Introduction
The technique for aortic root replacement was first described in 1968 by
Bentall and DeBono 1. The method was further refined
and additional valve-sparing operations, such as the remodeling and
reimplantation technique, were introduced later 2-3.
Today, different options for aortic root replacement exist, ranging from
valve sparing to valve replacing procedures.
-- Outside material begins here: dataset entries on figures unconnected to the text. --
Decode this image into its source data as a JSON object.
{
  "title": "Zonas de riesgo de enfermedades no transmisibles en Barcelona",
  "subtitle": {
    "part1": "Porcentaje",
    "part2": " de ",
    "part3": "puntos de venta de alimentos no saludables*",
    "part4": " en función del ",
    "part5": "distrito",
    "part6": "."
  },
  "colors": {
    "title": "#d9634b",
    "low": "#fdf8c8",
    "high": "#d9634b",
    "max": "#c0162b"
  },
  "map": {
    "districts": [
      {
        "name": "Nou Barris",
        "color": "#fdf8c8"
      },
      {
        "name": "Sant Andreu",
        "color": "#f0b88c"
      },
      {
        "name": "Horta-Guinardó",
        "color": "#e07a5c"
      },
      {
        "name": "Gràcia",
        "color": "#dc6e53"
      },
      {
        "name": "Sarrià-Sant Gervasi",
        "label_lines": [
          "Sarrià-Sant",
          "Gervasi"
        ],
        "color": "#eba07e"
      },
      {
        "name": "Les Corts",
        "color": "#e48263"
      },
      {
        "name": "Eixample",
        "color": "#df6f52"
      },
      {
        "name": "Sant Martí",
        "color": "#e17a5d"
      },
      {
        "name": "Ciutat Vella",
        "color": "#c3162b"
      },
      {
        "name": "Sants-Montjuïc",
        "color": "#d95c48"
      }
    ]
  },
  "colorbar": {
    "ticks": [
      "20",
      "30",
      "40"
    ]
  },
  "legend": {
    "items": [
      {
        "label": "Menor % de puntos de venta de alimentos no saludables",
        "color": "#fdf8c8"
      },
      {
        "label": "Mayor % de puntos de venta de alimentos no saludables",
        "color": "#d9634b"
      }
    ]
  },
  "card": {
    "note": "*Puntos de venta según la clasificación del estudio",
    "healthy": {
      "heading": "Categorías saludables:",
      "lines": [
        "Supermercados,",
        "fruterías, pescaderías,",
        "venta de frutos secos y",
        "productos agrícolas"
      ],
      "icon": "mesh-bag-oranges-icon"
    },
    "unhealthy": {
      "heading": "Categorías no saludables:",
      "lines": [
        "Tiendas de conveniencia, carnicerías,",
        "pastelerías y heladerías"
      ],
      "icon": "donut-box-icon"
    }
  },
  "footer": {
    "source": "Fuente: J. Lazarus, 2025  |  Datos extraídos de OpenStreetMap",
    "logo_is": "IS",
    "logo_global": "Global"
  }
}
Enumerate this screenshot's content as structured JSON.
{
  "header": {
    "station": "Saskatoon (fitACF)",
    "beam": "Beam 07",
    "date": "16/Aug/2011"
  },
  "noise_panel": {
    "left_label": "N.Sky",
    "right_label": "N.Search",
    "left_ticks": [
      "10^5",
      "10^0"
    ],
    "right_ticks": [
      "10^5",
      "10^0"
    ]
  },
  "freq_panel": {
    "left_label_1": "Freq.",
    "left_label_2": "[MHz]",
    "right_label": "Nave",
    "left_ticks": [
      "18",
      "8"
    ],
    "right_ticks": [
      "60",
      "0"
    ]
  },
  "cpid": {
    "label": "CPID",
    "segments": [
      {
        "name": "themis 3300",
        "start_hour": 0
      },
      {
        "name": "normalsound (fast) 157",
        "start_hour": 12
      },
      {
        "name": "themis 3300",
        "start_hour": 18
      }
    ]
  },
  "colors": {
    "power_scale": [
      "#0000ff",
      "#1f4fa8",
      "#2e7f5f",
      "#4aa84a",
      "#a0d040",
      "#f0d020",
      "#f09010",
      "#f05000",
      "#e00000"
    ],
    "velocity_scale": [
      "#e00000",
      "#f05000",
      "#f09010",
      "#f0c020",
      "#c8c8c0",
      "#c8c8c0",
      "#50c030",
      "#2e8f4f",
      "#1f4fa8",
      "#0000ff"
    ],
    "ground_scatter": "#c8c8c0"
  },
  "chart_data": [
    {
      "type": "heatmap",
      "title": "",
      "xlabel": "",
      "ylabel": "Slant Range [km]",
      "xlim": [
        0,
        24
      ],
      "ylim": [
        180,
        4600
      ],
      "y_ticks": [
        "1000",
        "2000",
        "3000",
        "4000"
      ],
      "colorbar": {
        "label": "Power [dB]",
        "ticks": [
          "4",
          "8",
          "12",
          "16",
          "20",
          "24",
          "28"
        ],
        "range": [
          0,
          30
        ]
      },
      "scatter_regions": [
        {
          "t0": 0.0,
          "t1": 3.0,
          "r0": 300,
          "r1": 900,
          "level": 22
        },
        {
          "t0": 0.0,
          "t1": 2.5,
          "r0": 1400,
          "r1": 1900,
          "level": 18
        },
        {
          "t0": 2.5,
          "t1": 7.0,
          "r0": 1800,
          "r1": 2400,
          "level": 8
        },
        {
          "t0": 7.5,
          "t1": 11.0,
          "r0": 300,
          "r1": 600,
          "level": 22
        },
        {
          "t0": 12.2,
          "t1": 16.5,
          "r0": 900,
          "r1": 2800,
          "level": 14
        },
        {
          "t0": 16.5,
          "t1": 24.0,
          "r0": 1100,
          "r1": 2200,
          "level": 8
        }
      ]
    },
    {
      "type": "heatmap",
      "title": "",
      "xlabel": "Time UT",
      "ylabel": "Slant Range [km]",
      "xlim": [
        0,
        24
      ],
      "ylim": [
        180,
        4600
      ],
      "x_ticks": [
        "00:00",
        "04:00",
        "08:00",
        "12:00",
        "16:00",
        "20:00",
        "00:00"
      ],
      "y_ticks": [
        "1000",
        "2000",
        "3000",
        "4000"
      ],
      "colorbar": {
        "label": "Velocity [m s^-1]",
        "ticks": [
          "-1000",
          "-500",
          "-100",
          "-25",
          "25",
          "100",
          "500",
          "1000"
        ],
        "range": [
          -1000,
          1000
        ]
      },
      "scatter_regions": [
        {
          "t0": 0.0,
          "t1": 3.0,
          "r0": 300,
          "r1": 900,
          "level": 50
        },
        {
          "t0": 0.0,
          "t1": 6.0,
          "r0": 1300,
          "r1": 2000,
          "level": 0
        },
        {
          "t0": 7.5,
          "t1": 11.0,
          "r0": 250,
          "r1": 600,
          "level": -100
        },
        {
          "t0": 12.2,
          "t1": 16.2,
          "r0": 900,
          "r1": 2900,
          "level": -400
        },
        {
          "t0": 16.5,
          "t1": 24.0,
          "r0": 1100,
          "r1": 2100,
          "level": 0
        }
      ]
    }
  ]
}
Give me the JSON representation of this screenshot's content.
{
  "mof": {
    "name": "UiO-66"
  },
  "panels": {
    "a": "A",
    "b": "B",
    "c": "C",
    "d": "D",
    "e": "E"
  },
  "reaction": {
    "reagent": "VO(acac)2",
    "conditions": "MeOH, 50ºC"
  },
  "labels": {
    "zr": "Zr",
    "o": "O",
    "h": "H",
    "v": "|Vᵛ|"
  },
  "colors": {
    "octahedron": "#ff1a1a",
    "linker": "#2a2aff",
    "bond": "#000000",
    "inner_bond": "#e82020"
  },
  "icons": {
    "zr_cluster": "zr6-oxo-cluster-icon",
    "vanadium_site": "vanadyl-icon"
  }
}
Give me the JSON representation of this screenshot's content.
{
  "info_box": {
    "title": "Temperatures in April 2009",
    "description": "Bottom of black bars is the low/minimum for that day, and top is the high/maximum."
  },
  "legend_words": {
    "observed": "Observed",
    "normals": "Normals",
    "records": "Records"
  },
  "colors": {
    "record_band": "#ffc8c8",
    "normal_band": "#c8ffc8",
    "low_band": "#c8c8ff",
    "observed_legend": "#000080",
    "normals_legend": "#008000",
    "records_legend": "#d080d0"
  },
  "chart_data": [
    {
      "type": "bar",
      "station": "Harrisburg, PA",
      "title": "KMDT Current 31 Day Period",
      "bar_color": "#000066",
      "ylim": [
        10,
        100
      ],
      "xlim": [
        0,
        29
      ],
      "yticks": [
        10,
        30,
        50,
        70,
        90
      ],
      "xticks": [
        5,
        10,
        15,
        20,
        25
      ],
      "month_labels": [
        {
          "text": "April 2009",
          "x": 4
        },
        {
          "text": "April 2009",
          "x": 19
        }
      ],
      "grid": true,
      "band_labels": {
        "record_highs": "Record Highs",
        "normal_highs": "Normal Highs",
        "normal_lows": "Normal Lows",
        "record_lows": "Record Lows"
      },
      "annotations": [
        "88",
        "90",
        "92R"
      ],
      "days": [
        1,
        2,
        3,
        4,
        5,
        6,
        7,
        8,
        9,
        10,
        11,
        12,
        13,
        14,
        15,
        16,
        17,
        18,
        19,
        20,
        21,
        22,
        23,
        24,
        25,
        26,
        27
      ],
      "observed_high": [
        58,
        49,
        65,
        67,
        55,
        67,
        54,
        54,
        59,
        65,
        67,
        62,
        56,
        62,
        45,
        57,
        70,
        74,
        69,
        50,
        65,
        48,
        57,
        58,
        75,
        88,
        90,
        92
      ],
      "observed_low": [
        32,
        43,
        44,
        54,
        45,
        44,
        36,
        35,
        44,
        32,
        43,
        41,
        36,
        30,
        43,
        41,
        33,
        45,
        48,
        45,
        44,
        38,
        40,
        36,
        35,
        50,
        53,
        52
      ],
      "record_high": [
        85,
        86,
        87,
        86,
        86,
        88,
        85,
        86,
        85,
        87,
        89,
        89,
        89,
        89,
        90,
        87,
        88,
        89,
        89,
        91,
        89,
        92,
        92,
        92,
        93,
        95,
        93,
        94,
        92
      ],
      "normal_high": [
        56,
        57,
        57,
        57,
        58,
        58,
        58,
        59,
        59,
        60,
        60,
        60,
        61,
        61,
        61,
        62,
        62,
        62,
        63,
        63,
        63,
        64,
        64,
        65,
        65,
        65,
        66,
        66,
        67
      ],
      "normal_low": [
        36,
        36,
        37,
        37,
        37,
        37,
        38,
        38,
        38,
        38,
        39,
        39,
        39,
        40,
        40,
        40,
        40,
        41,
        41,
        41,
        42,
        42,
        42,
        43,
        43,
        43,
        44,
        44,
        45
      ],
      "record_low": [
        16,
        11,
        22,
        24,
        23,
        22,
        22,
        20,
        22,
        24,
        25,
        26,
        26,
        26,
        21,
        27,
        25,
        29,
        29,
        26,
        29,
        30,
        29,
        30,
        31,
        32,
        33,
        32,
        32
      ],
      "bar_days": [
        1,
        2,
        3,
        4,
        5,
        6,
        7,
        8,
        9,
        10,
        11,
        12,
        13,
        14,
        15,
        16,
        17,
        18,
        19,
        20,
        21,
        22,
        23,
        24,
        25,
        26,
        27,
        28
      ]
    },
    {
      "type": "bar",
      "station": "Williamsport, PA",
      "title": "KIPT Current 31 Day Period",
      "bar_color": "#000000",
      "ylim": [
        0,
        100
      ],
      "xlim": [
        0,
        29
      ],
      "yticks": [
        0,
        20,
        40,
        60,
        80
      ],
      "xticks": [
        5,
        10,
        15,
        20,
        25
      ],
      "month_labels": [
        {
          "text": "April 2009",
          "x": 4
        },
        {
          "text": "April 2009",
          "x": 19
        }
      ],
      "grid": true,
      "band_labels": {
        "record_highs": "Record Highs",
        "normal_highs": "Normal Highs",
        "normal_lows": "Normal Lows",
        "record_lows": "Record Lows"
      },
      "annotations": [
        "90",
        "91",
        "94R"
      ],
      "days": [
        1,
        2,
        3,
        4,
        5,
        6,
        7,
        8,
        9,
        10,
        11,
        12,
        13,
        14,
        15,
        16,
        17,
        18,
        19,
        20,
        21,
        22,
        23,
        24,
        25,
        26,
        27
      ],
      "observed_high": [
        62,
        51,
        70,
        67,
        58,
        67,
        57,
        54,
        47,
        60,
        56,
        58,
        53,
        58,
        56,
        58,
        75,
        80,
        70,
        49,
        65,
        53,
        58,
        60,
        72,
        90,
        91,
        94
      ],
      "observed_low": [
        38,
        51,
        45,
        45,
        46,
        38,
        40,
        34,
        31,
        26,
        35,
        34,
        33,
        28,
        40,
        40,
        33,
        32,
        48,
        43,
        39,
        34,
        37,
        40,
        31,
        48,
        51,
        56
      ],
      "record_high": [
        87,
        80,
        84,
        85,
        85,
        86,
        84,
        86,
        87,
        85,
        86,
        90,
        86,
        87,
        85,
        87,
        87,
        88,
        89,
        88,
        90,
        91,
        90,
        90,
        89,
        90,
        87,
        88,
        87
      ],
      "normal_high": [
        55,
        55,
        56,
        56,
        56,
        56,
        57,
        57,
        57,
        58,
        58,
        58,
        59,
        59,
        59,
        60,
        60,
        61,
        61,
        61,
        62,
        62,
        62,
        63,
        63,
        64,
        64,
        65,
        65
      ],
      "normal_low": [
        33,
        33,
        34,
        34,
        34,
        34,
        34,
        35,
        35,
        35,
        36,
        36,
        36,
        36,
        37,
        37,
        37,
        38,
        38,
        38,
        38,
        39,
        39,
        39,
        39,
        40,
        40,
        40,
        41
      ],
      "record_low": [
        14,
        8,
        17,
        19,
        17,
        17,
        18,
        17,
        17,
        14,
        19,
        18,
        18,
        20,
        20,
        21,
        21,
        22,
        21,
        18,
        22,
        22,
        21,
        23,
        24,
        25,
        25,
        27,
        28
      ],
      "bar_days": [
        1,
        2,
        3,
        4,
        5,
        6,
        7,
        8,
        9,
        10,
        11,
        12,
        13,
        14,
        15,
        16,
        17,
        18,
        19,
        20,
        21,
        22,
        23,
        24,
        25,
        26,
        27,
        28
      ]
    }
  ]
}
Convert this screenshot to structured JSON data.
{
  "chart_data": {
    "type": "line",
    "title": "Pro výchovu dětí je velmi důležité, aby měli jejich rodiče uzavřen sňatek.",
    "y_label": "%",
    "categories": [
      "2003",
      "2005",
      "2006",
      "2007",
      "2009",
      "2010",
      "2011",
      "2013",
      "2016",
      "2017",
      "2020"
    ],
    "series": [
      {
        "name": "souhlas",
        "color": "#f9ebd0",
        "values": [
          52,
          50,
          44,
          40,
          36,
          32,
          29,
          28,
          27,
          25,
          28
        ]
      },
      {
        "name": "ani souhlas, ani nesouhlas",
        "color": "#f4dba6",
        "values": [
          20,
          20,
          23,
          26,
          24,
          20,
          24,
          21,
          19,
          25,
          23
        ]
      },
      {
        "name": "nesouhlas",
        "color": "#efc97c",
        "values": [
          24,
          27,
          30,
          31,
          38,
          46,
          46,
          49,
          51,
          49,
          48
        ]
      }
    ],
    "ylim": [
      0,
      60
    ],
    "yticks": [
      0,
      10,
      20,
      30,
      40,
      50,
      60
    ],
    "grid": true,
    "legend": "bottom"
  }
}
In 1967, replacement of the
native aortic valve with the pulmonary valve was suggested4. Although mainly utilized in the pediatric
population in the past, in recent years, it has gained more widespread
acceptance in adults as well 5.
Nevertheless, all the above-mentioned techniques are surgically
challenging and require a thorough understanding of the aortic root
anatomy and function. There is wide variability in aortic valve
phenotypes, which also affects the geometry of the aortic annulus and
aortic root 6. Herein, we are describing an abnormal
aortic annulus of the left coronary sinus, which was displaced into the
left ventricular outflow tract (LVOT), due to aneurysmatic changes of
the left coronary sinus. This occurred in the setting of a severely
calcified unicuspid aortic valve in an adolescent, with extension of
calcifications onto the mitral valve (Figure 1). Although the annular
displacement is a subtle finding, which can easily be overlooked (Figure
2A), it has the potential for serious consequences during an aortic root
replacement, when not adequately addressed. We know from Ross
procedures, that distortion of the neo-aortic valve, due to a prosthetic
graft alone can lead to valve dysfunction 7. This
distortion can not only occur when the pulmonary autograft is seated
into the prosthetic graft but can also occur when the prosthetic graft
itself is distorted during placement onto the aortic annulus. We are
therefore describing a surgical technique to remedy the displaced aortic
annulus, through elevation of the aortic annulus to the level of the
normal annulus, with a prosthetic graft in this case. This provided a
geometrically balanced foundation for the pulmonary autograft, without
subsequent distortion of the neo-aortic valve.